160whp on a DynoJet chassis dyno; 14.7 second ET in the 1/4 mile.
TEIN HA coilovers suspend the car from all four corners, while Integra Type R sway bars cross the front and rear. Mugen front and rear strut-tower bars help a Spoon Sports rear tie bar and a J's Racing C-pillar bar stiffen up the chassis.
Stock calipers coax Endless pads to create friction on Brembo replacement rotors to stop Franco's Teg.
RIMS & Rubber
This DC2 rolls on some super-sick, mad-dog rare, JDM sauce Black Racing Phantoms in 16x7-inch trim with a +45 offset and a 4x100 lug pattern.

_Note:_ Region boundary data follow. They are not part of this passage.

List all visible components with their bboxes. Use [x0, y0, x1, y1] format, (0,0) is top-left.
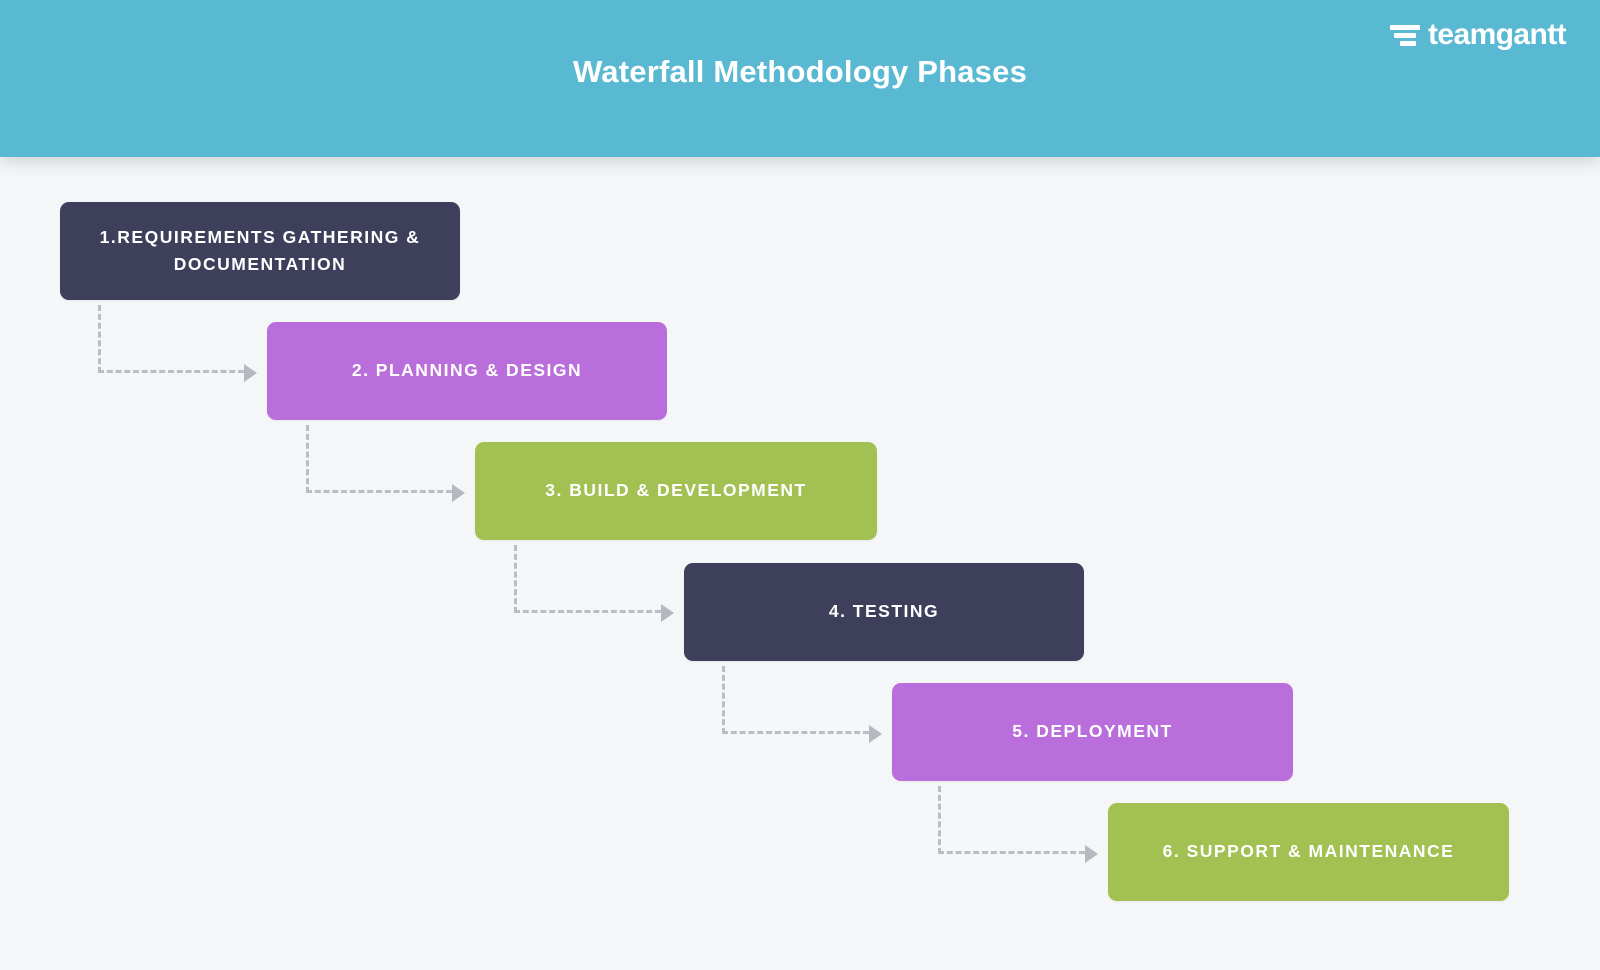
- connector-horizontal-segment: [514, 610, 661, 613]
- phase-box-2[interactable]: 2. PLANNING & DESIGN: [267, 322, 667, 420]
- connector-5-to-6: [938, 786, 1099, 854]
- connector-3-to-4: [514, 545, 675, 613]
- gantt-bars-icon: [1390, 22, 1420, 48]
- connector-horizontal-segment: [938, 851, 1085, 854]
- connector-horizontal-segment: [722, 731, 869, 734]
- phase-box-1[interactable]: 1.REQUIREMENTS GATHERING & DOCUMENTATION: [60, 202, 460, 300]
- phase-box-3[interactable]: 3. BUILD & DEVELOPMENT: [475, 442, 877, 540]
- connector-vertical-segment: [306, 425, 309, 493]
- diagram-canvas: 1.REQUIREMENTS GATHERING & DOCUMENTATION…: [0, 157, 1600, 970]
- connector-vertical-segment: [938, 786, 941, 854]
- phase-box-6[interactable]: 6. SUPPORT & MAINTENANCE: [1108, 803, 1509, 901]
- arrowhead-icon: [869, 725, 882, 743]
- arrowhead-icon: [1085, 845, 1098, 863]
- arrowhead-icon: [452, 484, 465, 502]
- connector-vertical-segment: [98, 305, 101, 373]
- arrowhead-icon: [661, 604, 674, 622]
- connector-horizontal-segment: [306, 490, 452, 493]
- connector-2-to-3: [306, 425, 466, 493]
- teamgantt-logo[interactable]: teamgantt: [1390, 20, 1566, 50]
- phase-box-4[interactable]: 4. TESTING: [684, 563, 1084, 661]
- page-title: Waterfall Methodology Phases: [0, 54, 1600, 90]
- connector-horizontal-segment: [98, 370, 244, 373]
- phase-box-5[interactable]: 5. DEPLOYMENT: [892, 683, 1293, 781]
- brand-name: teamgantt: [1428, 20, 1566, 50]
- connector-1-to-2: [98, 305, 258, 373]
- connector-vertical-segment: [514, 545, 517, 613]
- arrowhead-icon: [244, 364, 257, 382]
- connector-vertical-segment: [722, 666, 725, 734]
- page-header: Waterfall Methodology Phases teamgantt: [0, 0, 1600, 157]
- connector-4-to-5: [722, 666, 883, 734]
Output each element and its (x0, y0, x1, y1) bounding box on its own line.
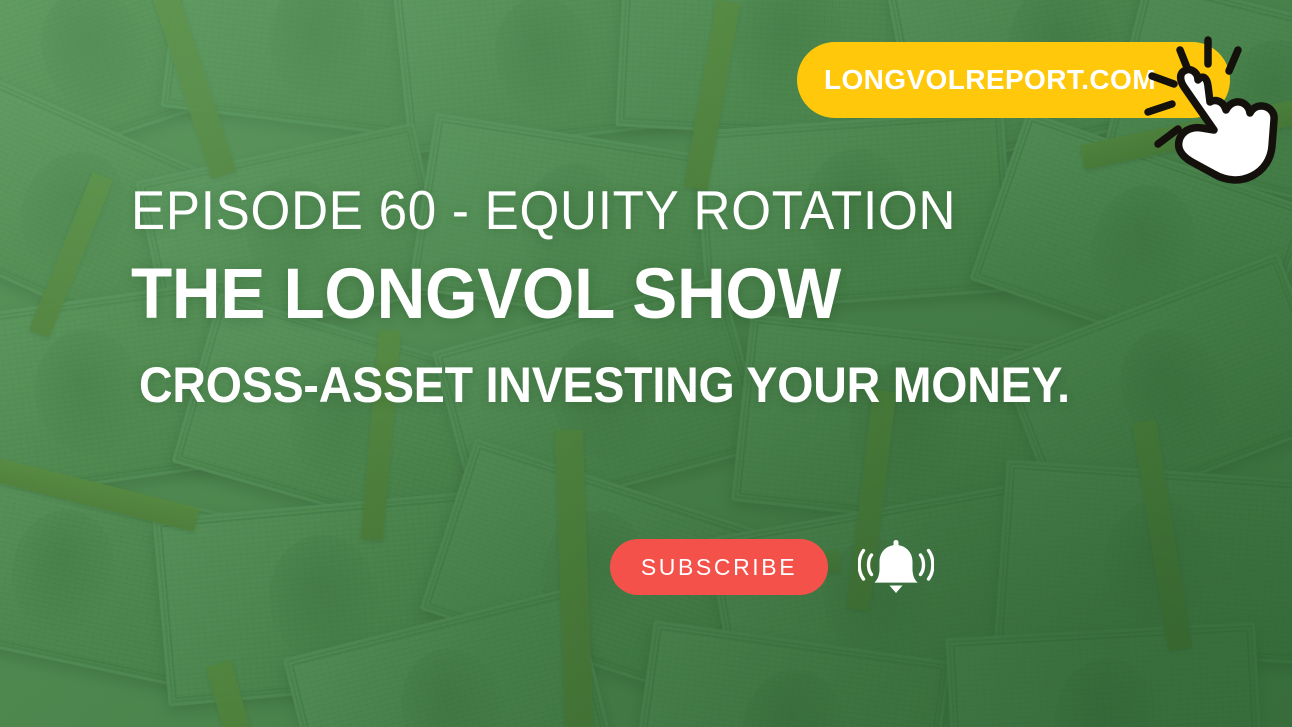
bell-shape (874, 540, 917, 593)
subscribe-row: SUBSCRIBE (610, 536, 934, 598)
title-block: EPISODE 60 - EQUITY ROTATION THE LONGVOL… (131, 182, 1140, 410)
subscribe-button[interactable]: SUBSCRIBE (610, 539, 828, 595)
show-tagline: CROSS-ASSET INVESTING YOUR MONEY. (139, 360, 1070, 410)
subscribe-label: SUBSCRIBE (641, 554, 797, 581)
website-cta-label: LONGVOLREPORT.COM (824, 64, 1156, 96)
episode-eyebrow: EPISODE 60 - EQUITY ROTATION (131, 182, 1069, 239)
website-cta-button[interactable]: LONGVOLREPORT.COM (797, 42, 1230, 118)
video-thumbnail-canvas: LONGVOLREPORT.COM EPISODE 60 - EQUITY RO… (0, 0, 1292, 727)
notification-bell-ringing-icon[interactable] (858, 536, 934, 598)
show-title: THE LONGVOL SHOW (131, 259, 1090, 330)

These babies are wrapped up in a set of Kuhmo 205/45/R16 tires.
Body: The most obvious of the GS-R's exterior mods is the JDM Integra Type R front end conversion. Attached to the JDM bumper is a real-deal Spoon Sports carbon fiber front lip to match the Spoon Sports carbon fiber mirrors that adorn the doors. A Buddy Club carbon fiber hood lightens things up while maintaining the 1x1 carbon weave motif started by the Spoon Sports parts.
Mugen replica side skirts replace the stock pieces on the rockers, while '98+ pieces update the rear bumper and taillights. The side moldings, rear emblems, and "Integra" markings on the rear bumper have all been shaved, and the rear windshield wiper has been eliminated. Rather than shaving the door handles, Franco opted to use rear door handles from a four-door Integra to get the keyless look and keep the functionality of stock handles. The whole exterior was shot in a custom PPG Frost White with a lavender pearl by Millen Autobody in Redmond, Wa.
Inside: SRR harnesses strap Franco and a passenger into the JDM Integra Type R Recaro front seats. The JDM ITR seats in the rear can accommodate two more passengers. Mugen Sports pedals, a Mugen shift knob and N1 steering wheel gives the driver total control over the vehicle. A Mugen gauge bezel dresses up the JDM ITR cluster in the GS-R's dash. A JDM ITR armrest delete replaces the stock armrest. The door panels and shift boot have also been replaced with their JDM ITR counterparts.
The center of the Integra's multimedia system is an Alpine head unit, sending signal to a Rockford Fosgate 8000a2 1,100-watt amp, which powers Alpine front and rear component speakers and three 10-inch SPL Soudstream subwoofers. A 5-inch LCD screen has been mounted in the rear view mirror for some eye candy.